Apa yang disebut “Deklarasi Samarkand”, yang dikeluarkan setelah konferensi, menguraikan sekitar 24 rekomendasi. Ini termasuk:

Mengembangkan pertanian dengan cara yang ramah lingkungan dan mendukung keanekaragaman hayati, serta memanfaatkan sumber daya air sebaik-baiknya;

Mendorong promosi kebiasaan makan sehat di kalangan masyarakat, khususnya anak-anak dan remaja, melalui penerapan inisiatif gizi menyeluruh di sekolah dan

Memperluas hak dan peluang perempuan di daerah pedesaan, untuk meningkatkan partisipasi mereka dalam sistem pertanian pangan;

Mendukung pertanian kecil dan keluarga di tingkat negara bagian, meningkatkan akses mereka terhadap dukungan keuangan dan kemampuan mereka untuk memproduksi dan memanfaatkan sumber daya alam.

Sementara itu, perjanjian senilai US$1.88 miliar ditandatangani pada Forum Investasi Pertanian Pangan yang diadakan bersamaan dengan konferensi tersebut.

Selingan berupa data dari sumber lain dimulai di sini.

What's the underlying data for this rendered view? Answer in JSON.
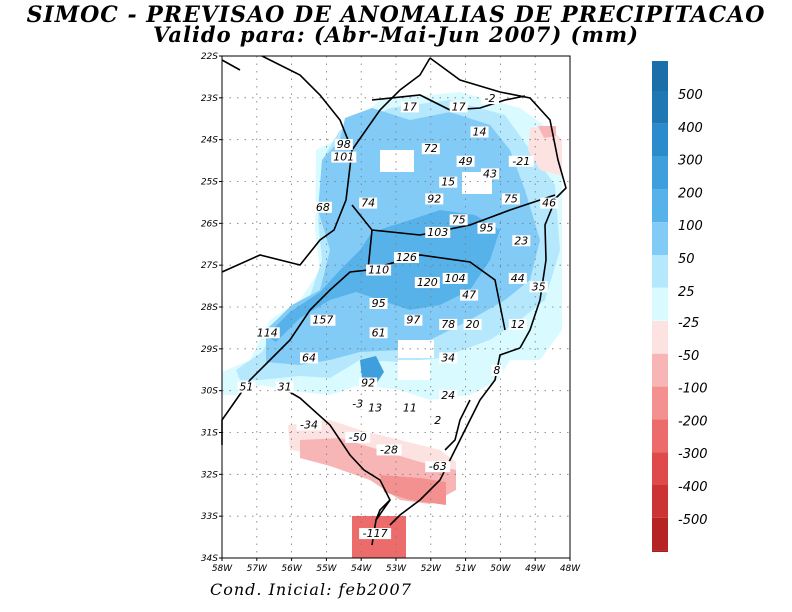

Ini termasuk investasi langsung - 24 proyek senilai US$857.3 juta; hibah dan dana dari lembaga keuangan internasional – 14 proyek, dengan total US$707.5 juta dan perjanjian perdagangan senilai US$319.2 juta.

Bagikan artikel ini:

EU Reporter menerbitkan artikel dari berbagai sumber luar yang mengungkapkan berbagai sudut pandang. Posisi yang diambil dalam artikel ini belum tentu milik Reporter UE.